Em segundo lugar, o Brasil ficaria muito melhor se liberasse a importação de automóveis. Aliás, exagerando para fins de argumentação, ficaria melhor mesmo se, com essa medida, todas as montadoras fechassem, caso não conseguissem oferecer produtos no mesmo preço e qualidade dos importados. Afinal, como o carro fabricado (montado) no país é muito caro, menos recursos da sociedade seriam necessários para aquisição de veículos, aumentando a disponibilidade de recursos para setores que geram mais empregos - não é o caso do setor automobilístico e a ausência de montadoras em nada prejudicaria a parte desse setor que realmente gera emprego (manutenção e serviços).
Em terceiro lugar, ao contrário do que os corifeus da economia dizem nos telejornais (seja por desconhecimento, seja por desonestidade intelectual mesmo), reduzir impostos não necessariamente diminui a arrecadação. Aliás, essa é a primeira coisa que se diz quando ocorre desoneração tributária em favor do setor automobilístico, o que causa a impressão de ser uma justificativa para não conceder o mesmo benefício para todos os outros setores (isso, sim, incentivaria a economia e a geração de empregos).


Como a carga tributária é muito elevada, a desoneração de impostos liberaria mais recursos para investimento pelo setor produtivo, que é quem realmente movimenta a economia (não é o governo, como também fazem crer alguns desses economistas). Veja-se o caso do fim da CPMF. Tantas ameaças foram feitas, que o setor de saúde ficaria sem recursos, que a arrecadação iria cair, etc., e o que se viu, quase que imediatamente, foi o contrário: a arrecadação brasileira seguiu batendo recordes.

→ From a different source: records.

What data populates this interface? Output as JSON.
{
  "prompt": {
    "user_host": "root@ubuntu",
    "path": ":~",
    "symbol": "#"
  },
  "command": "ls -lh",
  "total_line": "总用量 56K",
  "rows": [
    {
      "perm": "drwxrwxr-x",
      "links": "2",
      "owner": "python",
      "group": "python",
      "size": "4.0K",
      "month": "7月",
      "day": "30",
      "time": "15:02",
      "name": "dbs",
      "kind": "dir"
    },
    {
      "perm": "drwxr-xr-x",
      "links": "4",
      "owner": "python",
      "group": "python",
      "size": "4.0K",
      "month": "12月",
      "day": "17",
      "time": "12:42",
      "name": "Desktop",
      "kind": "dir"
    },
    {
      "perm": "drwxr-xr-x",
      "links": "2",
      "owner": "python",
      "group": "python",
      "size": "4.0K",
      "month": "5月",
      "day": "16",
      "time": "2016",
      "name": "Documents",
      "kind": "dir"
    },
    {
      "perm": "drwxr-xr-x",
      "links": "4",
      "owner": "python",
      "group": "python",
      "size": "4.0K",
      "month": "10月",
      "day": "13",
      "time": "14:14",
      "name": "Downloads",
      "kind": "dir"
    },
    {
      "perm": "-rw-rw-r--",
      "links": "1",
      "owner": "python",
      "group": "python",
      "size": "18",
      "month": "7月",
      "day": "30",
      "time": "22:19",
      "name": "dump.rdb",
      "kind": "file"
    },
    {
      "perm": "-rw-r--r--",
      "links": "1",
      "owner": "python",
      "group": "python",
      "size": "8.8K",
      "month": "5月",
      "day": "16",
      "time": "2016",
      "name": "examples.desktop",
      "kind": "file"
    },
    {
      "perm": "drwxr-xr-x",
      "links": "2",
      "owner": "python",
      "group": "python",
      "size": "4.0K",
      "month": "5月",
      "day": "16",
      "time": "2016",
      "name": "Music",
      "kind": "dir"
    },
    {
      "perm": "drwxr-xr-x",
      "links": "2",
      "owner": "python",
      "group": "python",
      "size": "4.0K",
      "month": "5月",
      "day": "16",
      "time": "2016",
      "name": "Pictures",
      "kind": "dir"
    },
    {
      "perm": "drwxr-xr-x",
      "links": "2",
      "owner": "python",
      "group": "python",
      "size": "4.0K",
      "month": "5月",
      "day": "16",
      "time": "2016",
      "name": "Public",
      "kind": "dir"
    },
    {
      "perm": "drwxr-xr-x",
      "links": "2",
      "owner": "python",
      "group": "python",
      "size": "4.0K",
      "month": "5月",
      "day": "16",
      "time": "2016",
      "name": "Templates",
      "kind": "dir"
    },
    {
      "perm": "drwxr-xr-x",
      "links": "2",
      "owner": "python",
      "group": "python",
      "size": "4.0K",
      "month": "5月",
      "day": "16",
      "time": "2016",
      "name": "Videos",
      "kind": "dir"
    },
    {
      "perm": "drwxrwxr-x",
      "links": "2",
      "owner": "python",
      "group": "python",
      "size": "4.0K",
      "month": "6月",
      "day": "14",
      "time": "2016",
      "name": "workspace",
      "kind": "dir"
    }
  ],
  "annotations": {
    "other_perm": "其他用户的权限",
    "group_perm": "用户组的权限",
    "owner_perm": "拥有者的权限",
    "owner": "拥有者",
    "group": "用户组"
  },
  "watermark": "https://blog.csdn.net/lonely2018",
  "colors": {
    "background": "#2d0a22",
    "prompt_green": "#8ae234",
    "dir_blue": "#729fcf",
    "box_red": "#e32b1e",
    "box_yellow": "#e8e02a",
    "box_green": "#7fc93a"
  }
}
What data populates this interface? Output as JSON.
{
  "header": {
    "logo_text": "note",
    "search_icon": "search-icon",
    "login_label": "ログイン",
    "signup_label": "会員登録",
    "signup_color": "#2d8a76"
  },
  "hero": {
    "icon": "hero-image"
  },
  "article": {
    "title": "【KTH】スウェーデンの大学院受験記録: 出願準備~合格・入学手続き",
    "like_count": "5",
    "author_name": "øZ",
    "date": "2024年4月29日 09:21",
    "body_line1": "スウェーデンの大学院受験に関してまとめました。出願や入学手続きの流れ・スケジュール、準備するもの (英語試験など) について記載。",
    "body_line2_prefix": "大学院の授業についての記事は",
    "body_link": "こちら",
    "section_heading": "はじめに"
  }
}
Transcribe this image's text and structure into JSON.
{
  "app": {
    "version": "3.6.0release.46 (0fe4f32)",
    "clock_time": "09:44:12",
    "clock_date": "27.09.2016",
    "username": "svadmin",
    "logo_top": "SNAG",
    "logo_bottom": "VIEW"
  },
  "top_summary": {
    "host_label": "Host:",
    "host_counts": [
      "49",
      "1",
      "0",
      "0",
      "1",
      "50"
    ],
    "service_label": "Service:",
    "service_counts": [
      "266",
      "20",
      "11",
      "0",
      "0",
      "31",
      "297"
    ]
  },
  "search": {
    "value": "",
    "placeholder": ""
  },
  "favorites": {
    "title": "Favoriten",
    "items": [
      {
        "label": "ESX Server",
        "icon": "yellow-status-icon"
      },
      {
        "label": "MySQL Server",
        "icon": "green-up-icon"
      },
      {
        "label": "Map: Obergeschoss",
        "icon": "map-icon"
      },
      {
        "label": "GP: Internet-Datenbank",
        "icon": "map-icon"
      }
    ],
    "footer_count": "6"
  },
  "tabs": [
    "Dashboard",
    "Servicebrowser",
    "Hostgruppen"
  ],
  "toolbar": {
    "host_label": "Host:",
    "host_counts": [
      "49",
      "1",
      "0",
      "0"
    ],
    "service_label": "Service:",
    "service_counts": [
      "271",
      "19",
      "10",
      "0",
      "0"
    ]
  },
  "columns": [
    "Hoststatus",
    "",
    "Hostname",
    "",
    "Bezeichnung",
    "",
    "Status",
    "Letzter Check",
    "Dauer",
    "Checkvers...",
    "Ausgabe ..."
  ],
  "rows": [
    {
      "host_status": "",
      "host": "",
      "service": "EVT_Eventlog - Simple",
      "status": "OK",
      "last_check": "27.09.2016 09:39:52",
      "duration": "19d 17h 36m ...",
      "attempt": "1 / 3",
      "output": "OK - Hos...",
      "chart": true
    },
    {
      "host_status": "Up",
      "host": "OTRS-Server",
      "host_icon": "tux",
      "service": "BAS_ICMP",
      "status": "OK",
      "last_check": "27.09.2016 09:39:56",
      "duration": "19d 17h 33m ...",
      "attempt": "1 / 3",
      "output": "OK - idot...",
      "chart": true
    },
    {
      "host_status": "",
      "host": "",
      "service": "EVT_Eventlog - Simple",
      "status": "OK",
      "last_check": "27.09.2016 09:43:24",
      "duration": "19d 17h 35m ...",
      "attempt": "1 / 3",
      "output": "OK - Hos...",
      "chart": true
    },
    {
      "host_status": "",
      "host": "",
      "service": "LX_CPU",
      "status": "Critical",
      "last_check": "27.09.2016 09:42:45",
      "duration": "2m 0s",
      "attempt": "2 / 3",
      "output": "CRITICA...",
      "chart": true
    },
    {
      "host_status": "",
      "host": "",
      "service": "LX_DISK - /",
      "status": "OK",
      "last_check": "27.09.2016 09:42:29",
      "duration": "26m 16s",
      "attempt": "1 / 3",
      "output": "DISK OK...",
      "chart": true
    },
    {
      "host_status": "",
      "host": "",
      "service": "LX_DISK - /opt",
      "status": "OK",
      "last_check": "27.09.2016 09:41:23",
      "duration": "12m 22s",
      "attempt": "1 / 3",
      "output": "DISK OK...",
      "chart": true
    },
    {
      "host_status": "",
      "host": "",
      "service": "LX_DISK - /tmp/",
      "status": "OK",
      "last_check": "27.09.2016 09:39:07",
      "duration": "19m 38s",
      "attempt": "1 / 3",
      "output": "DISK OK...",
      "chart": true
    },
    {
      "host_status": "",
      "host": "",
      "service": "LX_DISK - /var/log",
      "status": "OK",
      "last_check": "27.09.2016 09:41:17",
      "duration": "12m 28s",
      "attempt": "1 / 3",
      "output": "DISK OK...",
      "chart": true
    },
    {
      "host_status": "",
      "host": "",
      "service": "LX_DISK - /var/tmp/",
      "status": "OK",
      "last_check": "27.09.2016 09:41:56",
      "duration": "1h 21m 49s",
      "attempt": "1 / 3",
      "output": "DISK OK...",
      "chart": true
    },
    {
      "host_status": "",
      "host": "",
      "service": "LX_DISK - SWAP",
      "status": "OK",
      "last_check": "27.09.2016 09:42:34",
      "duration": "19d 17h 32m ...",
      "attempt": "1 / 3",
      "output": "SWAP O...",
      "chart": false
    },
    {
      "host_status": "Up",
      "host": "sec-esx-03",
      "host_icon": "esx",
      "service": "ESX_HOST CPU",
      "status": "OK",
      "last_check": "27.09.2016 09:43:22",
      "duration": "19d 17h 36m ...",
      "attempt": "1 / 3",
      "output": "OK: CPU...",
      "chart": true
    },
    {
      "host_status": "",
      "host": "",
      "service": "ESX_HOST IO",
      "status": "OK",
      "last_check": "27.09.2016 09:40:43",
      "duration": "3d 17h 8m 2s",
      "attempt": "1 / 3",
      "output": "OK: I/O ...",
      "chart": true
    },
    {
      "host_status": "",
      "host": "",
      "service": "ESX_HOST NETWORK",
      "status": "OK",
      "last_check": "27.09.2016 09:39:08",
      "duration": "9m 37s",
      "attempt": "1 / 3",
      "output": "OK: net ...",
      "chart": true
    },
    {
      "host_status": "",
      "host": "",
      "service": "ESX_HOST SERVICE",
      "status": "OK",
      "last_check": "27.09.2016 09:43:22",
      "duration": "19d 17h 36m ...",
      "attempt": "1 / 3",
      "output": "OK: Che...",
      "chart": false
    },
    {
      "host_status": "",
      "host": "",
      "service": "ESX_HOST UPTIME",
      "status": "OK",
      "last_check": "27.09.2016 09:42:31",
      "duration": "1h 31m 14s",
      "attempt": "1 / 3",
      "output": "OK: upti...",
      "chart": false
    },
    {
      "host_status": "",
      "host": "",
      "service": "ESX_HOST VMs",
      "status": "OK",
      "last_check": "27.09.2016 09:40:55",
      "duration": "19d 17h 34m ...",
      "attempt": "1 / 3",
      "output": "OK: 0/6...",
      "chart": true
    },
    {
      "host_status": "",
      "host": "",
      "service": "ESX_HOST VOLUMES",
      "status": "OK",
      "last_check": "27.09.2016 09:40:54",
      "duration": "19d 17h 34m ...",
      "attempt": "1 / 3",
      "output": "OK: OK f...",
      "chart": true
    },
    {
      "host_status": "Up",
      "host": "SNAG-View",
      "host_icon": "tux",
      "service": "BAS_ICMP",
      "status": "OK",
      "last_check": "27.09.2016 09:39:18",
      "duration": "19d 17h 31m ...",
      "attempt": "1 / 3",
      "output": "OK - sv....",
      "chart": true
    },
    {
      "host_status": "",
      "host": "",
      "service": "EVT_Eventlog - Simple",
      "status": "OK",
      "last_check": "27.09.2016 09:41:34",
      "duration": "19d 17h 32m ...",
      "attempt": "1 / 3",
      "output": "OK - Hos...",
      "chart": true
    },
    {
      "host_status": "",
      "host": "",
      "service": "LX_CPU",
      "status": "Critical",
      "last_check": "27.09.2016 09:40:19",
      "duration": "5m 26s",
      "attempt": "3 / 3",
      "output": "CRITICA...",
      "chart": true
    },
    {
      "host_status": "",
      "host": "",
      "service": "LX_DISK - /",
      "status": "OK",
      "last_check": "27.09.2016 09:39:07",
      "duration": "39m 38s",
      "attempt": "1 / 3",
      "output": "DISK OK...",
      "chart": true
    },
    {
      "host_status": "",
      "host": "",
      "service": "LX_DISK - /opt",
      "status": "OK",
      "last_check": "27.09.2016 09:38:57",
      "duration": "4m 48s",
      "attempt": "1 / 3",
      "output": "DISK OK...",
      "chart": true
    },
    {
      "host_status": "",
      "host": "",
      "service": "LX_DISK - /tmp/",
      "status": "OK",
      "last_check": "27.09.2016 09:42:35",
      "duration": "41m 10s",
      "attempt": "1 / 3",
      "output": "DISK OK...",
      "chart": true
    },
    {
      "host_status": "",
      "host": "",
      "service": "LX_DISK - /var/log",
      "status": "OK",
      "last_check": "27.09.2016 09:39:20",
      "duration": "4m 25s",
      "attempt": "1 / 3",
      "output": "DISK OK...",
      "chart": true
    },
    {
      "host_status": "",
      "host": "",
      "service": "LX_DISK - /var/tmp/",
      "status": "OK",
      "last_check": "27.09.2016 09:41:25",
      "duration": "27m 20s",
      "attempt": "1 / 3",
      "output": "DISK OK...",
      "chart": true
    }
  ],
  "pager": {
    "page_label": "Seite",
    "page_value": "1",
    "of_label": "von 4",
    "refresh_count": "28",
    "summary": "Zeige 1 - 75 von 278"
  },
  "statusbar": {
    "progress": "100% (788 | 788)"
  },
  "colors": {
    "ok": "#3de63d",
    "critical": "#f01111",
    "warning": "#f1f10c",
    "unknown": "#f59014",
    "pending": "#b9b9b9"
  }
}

Se desoneração tributária significasse, por si só, queda na arrecadação, simplesmente não existiria a chamada "guerra fiscal", que viabilizou o crescimento de vários estados.
Infelizmente, existe uma conotação que o que é dito nos jornais e telejornais tem caráter de verdade absoluta. Com isso, falácias são difundidas no imaginário popular e as políticas erradas, prejudiciais à sociedade, acabam se firmando. Em prejuízo de todos - salvo alguns setores, como o automotivo.